Airtable CEO and co-founder Howie Liu was a guest today at TechCrunch Disrupt, where he was interviewed by TechCrunch News Editor Frederic Lardinois.
Liu said that the original vision that has stayed pretty steady since the company launched in 2013 was to democratize software creation. “We believe that more people in the world should become software builders, not just software users, and pretty much the whole time that we’ve been working on this company we’ve been charting our course towards that end goal,” he said.
But something changed recently, where Liu saw people who needed to do a bit more with the tool than that original vision allowed.
“So, the biggest shift that’s happening today with our fundraise and our launch announcement is that we’re going from being a no-code product, a purely no-code solution where you don’t have to use code, but neither can you use code to extend the product to now being a low-code solution, and one that also has a lot more extensibility with other features like automation, allowing people to build logic into Airtable without any technical knowledge,” he said.

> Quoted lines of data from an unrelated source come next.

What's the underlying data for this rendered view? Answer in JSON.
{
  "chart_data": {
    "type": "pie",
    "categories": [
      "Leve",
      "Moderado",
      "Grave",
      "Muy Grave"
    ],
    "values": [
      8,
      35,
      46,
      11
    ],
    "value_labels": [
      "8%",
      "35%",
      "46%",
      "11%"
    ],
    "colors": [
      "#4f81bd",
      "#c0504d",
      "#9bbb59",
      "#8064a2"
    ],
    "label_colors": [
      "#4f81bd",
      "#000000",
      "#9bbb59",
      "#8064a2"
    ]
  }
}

In addition, the company, with 200,00 customers, has created a marketplace where users can share applications they’ve built. As the pandemic has taken hold, Liu says that he’s seen a shift in the types of deals he’s been seeing. That’s partly due to small businesses, which were once his company’s bread and butter, suffering more economic pain as a result of COVID.
But he has seen larger enterprise customers fill the void, and it’s not too big a stretch to think that the new extensibility features could be a nod to these more lucrative customers, who may require a bit more power than a pure no-code solution would provide.
“On the enterprise side of our business we’ve seen, for instance this summer, a 5x increase in enterprise deal closing velocity from the prior summer period, and this incredible appetite from enterprise signings with dozens of six-figure deals, some seven-figure deals and thousands of new paid customers overall,” he said.
In spite of this great success, the upward trend of the business and the fat valuation, Liu was in no mood to talk about an IPO. In his view, there is plenty of time for that, and in spite of being a seven-year-old company with great momentum, he says he’s simply not thinking about it.
Nor did he express any interest in being acquired, and he says that his investors weren’t putting any pressure on him to exit.
“It’s always been about finding investors who are really committed and aligned to the long-term goals and approach that we have to this business that matters more to us than the actual valuation numbers or any other kind of technical aspects of the round,” he said.